Als man im Wagen saß und über die schöne Bergstraße emporfuhr, drückte die Kleesberg immer wieder Kittys Arm an ihre Brust und beteuerte: »Hier sollst du gesund werden, du mein armes Herzkind! Ganz gesund! Das schwör ich!« Dabei guckte sie so erwartungsvoll über die Straße voraus und nach allen Seiten, als müßte sich mit jedem Moment ein wundersames Ereignis vollziehen. Diese hochgespannte, traumhafte Stimmung hielt an, bis Tante Gundi im Hotel Quisisana in die Federn sank. Doch am folgenden Morgen, als die Kleesberg von einem frühzeitig unternommenen Ausgang zu Kitty zurückkehrte, war ihre rosige Laune ins graue Widerspiel verwandelt. Sie schalt über den »wahnsinnigen« Professor, der sie und das »arme Kind« in diesen »von unangenehmen Menschen wimmelnde, meerumschlossenen steinernen Spucknapf« verbannt hätte. Von jedem kühlen Lüftchen behauptete sie, daß es den sicheren Tod brächte. Und als die linde Sonne kam, jammerte sie, daß man »zerschmelzen müsse in dieser afrikanischen Glut!« Am liebsten wäre sie gleich wieder abgereist. Erst nach langem Zureden vermochte Kitty ein paar Ruhetage zu erwirken.

Das gleiche sonderbare Launenspiel wiederholte sich nach der Ankunft in Sorrent: himmelhoch jauchzend, zu Tode betrübt. Zwischen den beiden Phasen lag eine von Gundi Kleesberg allein und geheim unternommene Wagenfahrt nach Cocumella, einer zwischen blühenden Orangengärten gelegenen Künstlerherberge. Als sie zurückkehrte, zappelt die Kleesberg atemlos in Kittys Zimmer und beteuerte: »Sei mir nicht bös, Kindchen, aber hier halt ich es nicht aus! Keinen Tag! Diese engen, trostlosen Mauergassen, dieser Schmutz, dieses Geschrei! Das ist, um zu verzweifeln! Ich hab's doch immer gesagt: Capri, Sorrent, das ist ein ganz unglaublicher Einfall! Hätte man auf mich gehört, wir wären direkt nach Ravello gegangen! Direkt!«

Kitty konnte sich zwar nicht erinnern, daß Gundi Kleesberg je einen solchen Vorschlag gemacht hätte; aber sie ergab sich in Geduld und ließ sich am folgenden Morgen wieder in den Wagen packen.

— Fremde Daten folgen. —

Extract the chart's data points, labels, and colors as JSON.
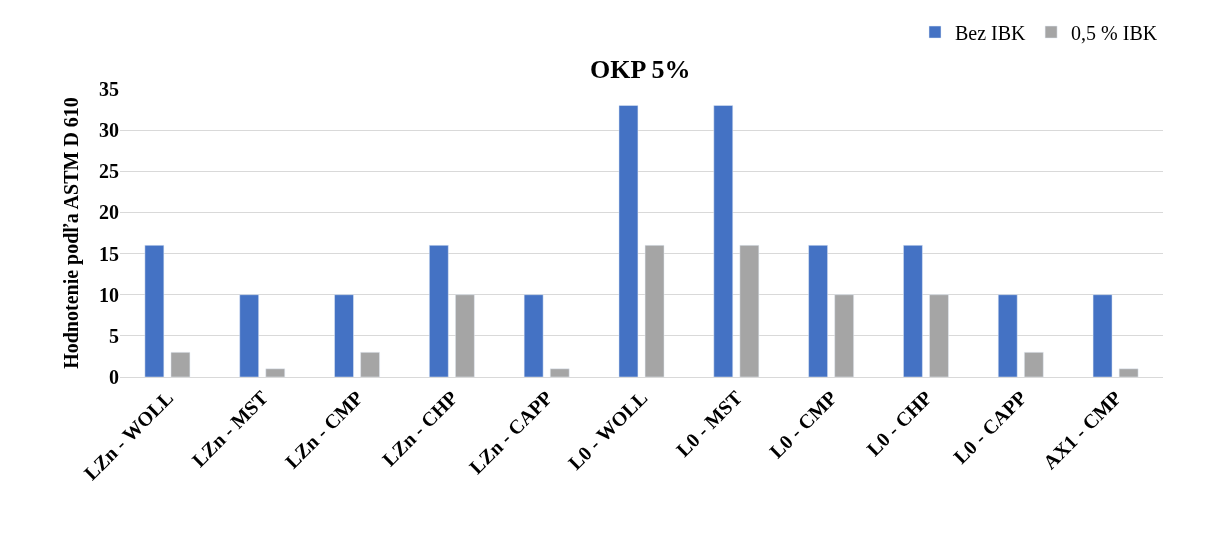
{
  "chart_data": {
    "type": "bar",
    "title": "OKP 5%",
    "ylabel": "Hodnotenie podľa ASTM D 610",
    "categories": [
      "LZn - WOLL",
      "LZn - MST",
      "LZn - CMP",
      "LZn - CHP",
      "LZn - CAPP",
      "L0 - WOLL",
      "L0 - MST",
      "L0 - CMP",
      "L0 - CHP",
      "L0 - CAPP",
      "AX1 - CMP"
    ],
    "series": [
      {
        "name": "Bez IBK",
        "color": "#4472c4",
        "values": [
          16,
          10,
          10,
          16,
          10,
          33,
          33,
          16,
          16,
          10,
          10
        ]
      },
      {
        "name": "0,5 % IBK",
        "color": "#a5a5a5",
        "values": [
          3,
          1,
          3,
          10,
          1,
          16,
          16,
          10,
          10,
          3,
          1
        ]
      }
    ],
    "ylim": [
      0,
      35
    ],
    "yticks": [
      0,
      5,
      10,
      15,
      20,
      25,
      30,
      35
    ],
    "grid": "y",
    "legend": "top right"
  }
}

Müde traf man am Abend in Amalfi ein und ging bald zur Ruhe, um sich – wie Gundi sagte – »tüchtig auszuschlafen für den großen Tag«. Diese mystische Bezeichnung wurde nicht näher erklärt. Doch eine Stunde später, als Kitty schon in den weißen Kissen ruhte, kam die Kleesberg noch einmal zur Tür hereingeschlichen, umarmte Kitty mit stürmischer Zärtlichkeit und stammelte: »Morgen, mein liebes Kind! Morgen! Morgen!«

Die Nacht verging. Ein paarmal erwachte Kitty aus unruhigen Träumen, dann hörte sie aus der Tiefe herauf das Rauschen des Meeres, das melodische Geplätscher, mit dem die Wellen an die steinernen Dämme schlugen, und manchmal den verschwommenen Ruf eines Hafenwächters.

Durch das offene Fenster leuchteten aus dem Stahlblau des Himmels ein paar Sterne herein, die lebhaft funkelten. Allmählich dämpfte sich ihr Feuer, der blaue Grund begann sich zu lichten, und der Morgen kam, strahlend in Schönheit, mit Glanz und Duft.

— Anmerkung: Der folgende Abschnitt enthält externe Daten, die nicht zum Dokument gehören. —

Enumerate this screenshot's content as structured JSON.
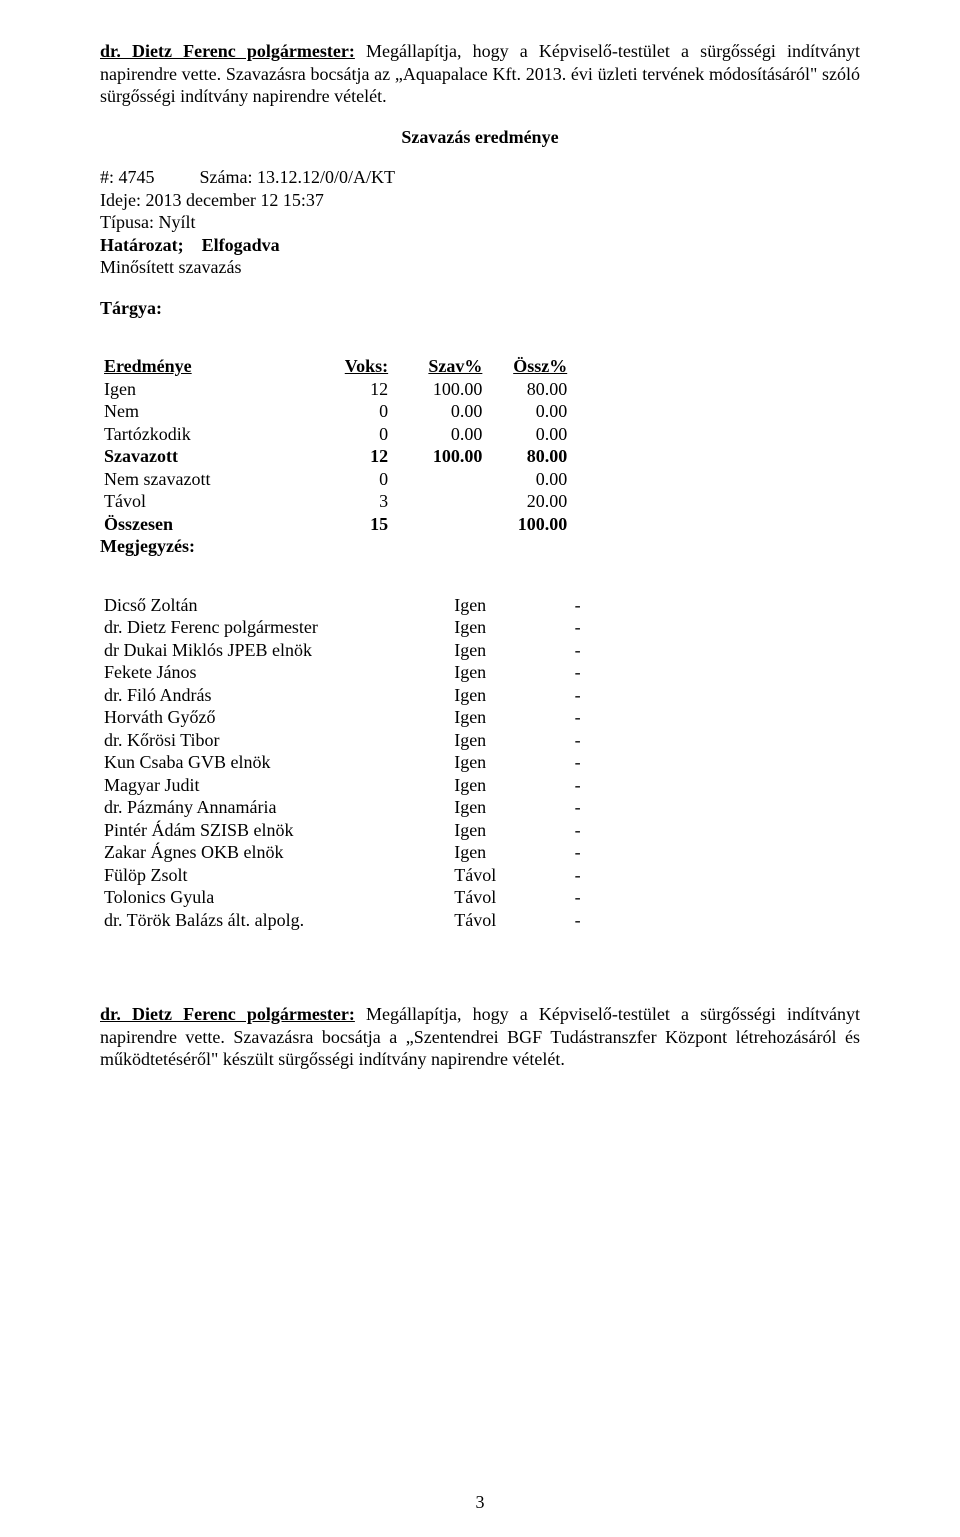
{
  "para1": {
    "speaker": "dr. Dietz Ferenc polgármester:",
    "text_after": " Megállapítja, hogy a Képviselő-testület a sürgősségi indítványt napirendre vette. Szavazásra bocsátja az „Aquapalace Kft. 2013. évi üzleti tervének módosításáról\" szóló sürgősségi indítvány napirendre vételét."
  },
  "vote_result_title": "Szavazás eredménye",
  "meta": {
    "hash": "#: 4745",
    "szama_label": "Száma:",
    "szama_value": "13.12.12/0/0/A/KT",
    "ideje": "Ideje: 2013 december 12 15:37",
    "tipusa": "Típusa: Nyílt",
    "hatarozat": "Határozat;    Elfogadva",
    "minositett": "Minősített szavazás",
    "targya": "Tárgya:"
  },
  "result": {
    "headers": [
      "Eredménye",
      "Voks:",
      "Szav%",
      "Össz%"
    ],
    "rows": [
      {
        "label": "Igen",
        "voks": "12",
        "szav": "100.00",
        "ossz": "80.00",
        "bold": false
      },
      {
        "label": "Nem",
        "voks": "0",
        "szav": "0.00",
        "ossz": "0.00",
        "bold": false
      },
      {
        "label": "Tartózkodik",
        "voks": "0",
        "szav": "0.00",
        "ossz": "0.00",
        "bold": false
      },
      {
        "label": "Szavazott",
        "voks": "12",
        "szav": "100.00",
        "ossz": "80.00",
        "bold": true
      },
      {
        "label": "Nem szavazott",
        "voks": "0",
        "szav": "",
        "ossz": "0.00",
        "bold": false
      },
      {
        "label": "Távol",
        "voks": "3",
        "szav": "",
        "ossz": "20.00",
        "bold": false
      },
      {
        "label": "Összesen",
        "voks": "15",
        "szav": "",
        "ossz": "100.00",
        "bold": true
      }
    ],
    "megjegyzes": "Megjegyzés:"
  },
  "votes": [
    {
      "name": "Dicső Zoltán",
      "vote": "Igen",
      "dash": "-"
    },
    {
      "name": "dr. Dietz Ferenc polgármester",
      "vote": "Igen",
      "dash": "-"
    },
    {
      "name": "dr Dukai Miklós JPEB elnök",
      "vote": "Igen",
      "dash": "-"
    },
    {
      "name": "Fekete János",
      "vote": "Igen",
      "dash": "-"
    },
    {
      "name": "dr. Filó András",
      "vote": "Igen",
      "dash": "-"
    },
    {
      "name": "Horváth Győző",
      "vote": "Igen",
      "dash": "-"
    },
    {
      "name": "dr. Kőrösi Tibor",
      "vote": "Igen",
      "dash": "-"
    },
    {
      "name": "Kun Csaba GVB elnök",
      "vote": "Igen",
      "dash": "-"
    },
    {
      "name": "Magyar Judit",
      "vote": "Igen",
      "dash": "-"
    },
    {
      "name": "dr. Pázmány Annamária",
      "vote": "Igen",
      "dash": "-"
    },
    {
      "name": "Pintér Ádám SZISB elnök",
      "vote": "Igen",
      "dash": "-"
    },
    {
      "name": "Zakar Ágnes OKB elnök",
      "vote": "Igen",
      "dash": "-"
    },
    {
      "name": "Fülöp Zsolt",
      "vote": "Távol",
      "dash": "-"
    },
    {
      "name": "Tolonics Gyula",
      "vote": "Távol",
      "dash": "-"
    },
    {
      "name": "dr. Török Balázs ált. alpolg.",
      "vote": "Távol",
      "dash": "-"
    }
  ],
  "para2": {
    "speaker": "dr. Dietz Ferenc polgármester:",
    "text_after": " Megállapítja, hogy a Képviselő-testület a sürgősségi indítványt napirendre vette. Szavazásra bocsátja a „Szentendrei BGF Tudástranszfer Központ létrehozásáról és működtetéséről\" készült sürgősségi indítvány napirendre vételét."
  },
  "page_number": "3"
}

Und da fuhren sie nun, während Amalfi und das Meer in der Tiefe langsam entschwanden, über die herrlichste aller Straßen empor, Gundi Kleesberg in neugespannter Erwartung, wie von einem Freudentaumel befallen, und Kitty versunken in genießendes Staunen und in ihre stillen Gedanken.

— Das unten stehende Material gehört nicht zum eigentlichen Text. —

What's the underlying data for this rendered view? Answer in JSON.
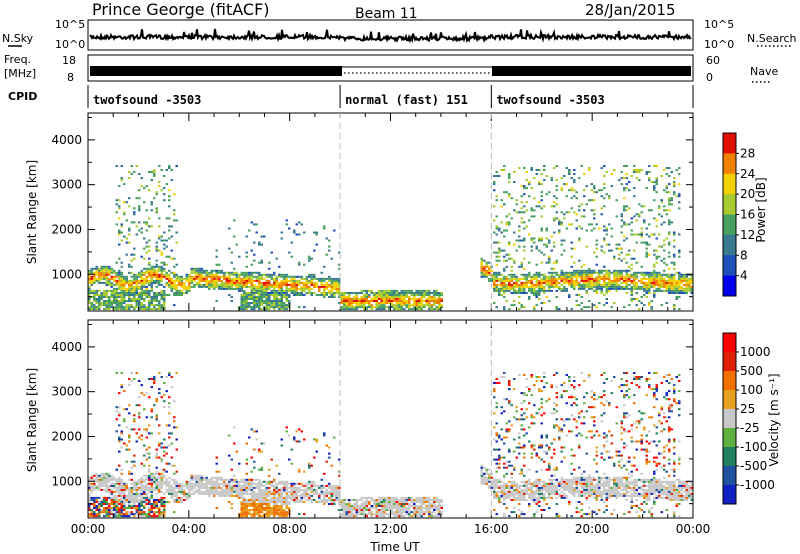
{
  "header": {
    "station": "Prince George (fitACF)",
    "beam": "Beam 11",
    "date": "28/Jan/2015"
  },
  "ui": {
    "left_labels": {
      "nsky": "N.Sky",
      "freq": "Freq.",
      "mhz": "[MHz]",
      "cpid": "CPID"
    },
    "right_labels": {
      "nsearch": "N.Search",
      "nave": "Nave"
    },
    "nsky_ticks": [
      "10^5",
      "10^0"
    ],
    "nsearch_ticks": [
      "10^5",
      "10^0"
    ],
    "freq_ticks": [
      "18",
      "8"
    ],
    "nave_ticks": [
      "60",
      "0"
    ]
  },
  "cpid_segments": [
    {
      "label": "twofsound -3503",
      "start_h": 0,
      "end_h": 10
    },
    {
      "label": "normal (fast) 151",
      "start_h": 10,
      "end_h": 16
    },
    {
      "label": "twofsound -3503",
      "start_h": 16,
      "end_h": 24
    }
  ],
  "chart_data": [
    {
      "type": "heatmap",
      "name": "power",
      "ylabel": "Slant Range [km]",
      "yticks": [
        1000,
        2000,
        3000,
        4000
      ],
      "ylim": [
        180,
        4600
      ],
      "xlim": [
        0,
        24
      ],
      "colorbar": {
        "label": "Power [dB]",
        "ticks": [
          4,
          8,
          12,
          16,
          20,
          24,
          28
        ],
        "colors": [
          "#0000ee",
          "#1f4fb8",
          "#3a7a90",
          "#4aa060",
          "#a8cc30",
          "#f5d000",
          "#f08000",
          "#e01000"
        ]
      }
    },
    {
      "type": "heatmap",
      "name": "velocity",
      "ylabel": "Slant Range [km]",
      "yticks": [
        1000,
        2000,
        3000,
        4000
      ],
      "ylim": [
        180,
        4600
      ],
      "xlim": [
        0,
        24
      ],
      "xlabel": "Time UT",
      "xtick_labels": [
        "00:00",
        "04:00",
        "08:00",
        "12:00",
        "16:00",
        "20:00",
        "00:00"
      ],
      "colorbar": {
        "label": "Velocity [m s⁻¹]",
        "ticks": [
          "1000",
          "500",
          "100",
          "25",
          "-25",
          "-100",
          "-500",
          "-1000"
        ],
        "colors": [
          "#1020c0",
          "#2050a0",
          "#208060",
          "#60b040",
          "#c8c8c8",
          "#e8a020",
          "#f07000",
          "#e02000",
          "#ff0000"
        ]
      }
    }
  ]
}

Langsam stieg der Weg zwischen den niederen Mauern der Zitronengärten, eröffnete für Augenblicke eine wundersame Fernsicht über die im Duft des Morgens blauende Küste von Salerno und lenkte mit klimmenden Serpentinen in das stundenlange Tal von Atrani ein. Der Straße zu Füßen lagen wie ein grüner, welliger See die ununterbrochen aneinandergereihten Orangenhaine, deren Bäume zugleich mit den roten Früchten die weißen Blüten trugen, das weite Tal mit herbem Wohlgeruch erfüllend. Verstohlen lugten aus dem Grün die Dächer einzelner Villen hervor; und über den höchsten Häusern, die wie weiße Punkte waren, schob sich ein Felshügel hinter dem andern hervor, immer ärmer an Grün, bis hinauf zu den kahlen Schrofen, mit denen der Mont'Angelo seine wuchtige Zinne in den Himmel streckte. Da droben waren nur noch die beiden Kontraste zu sehen: blendendes Sonnenlicht und blau verschwommener Schatten.

Im Wagen, der bei sachtem Trab der Pferde über die Straße emporrollte, war seit dem begeisterten Entzücken, in das die Kleesberg beim Anblick von Atrani ausgebrochen, keine Silbe mehr laut geworden. Kitty blickte mit trinkenden Augen über das schöne Tal, und in Tante Gundi schien, je mehr man sich der Höhe von Ravello näherte, um so merklicher jener Zustand der Unruhe wieder zu erwachen, der sie während der vergangenen Reisetage bei jeder Ankunft an einem neuen Ort befallen hatte.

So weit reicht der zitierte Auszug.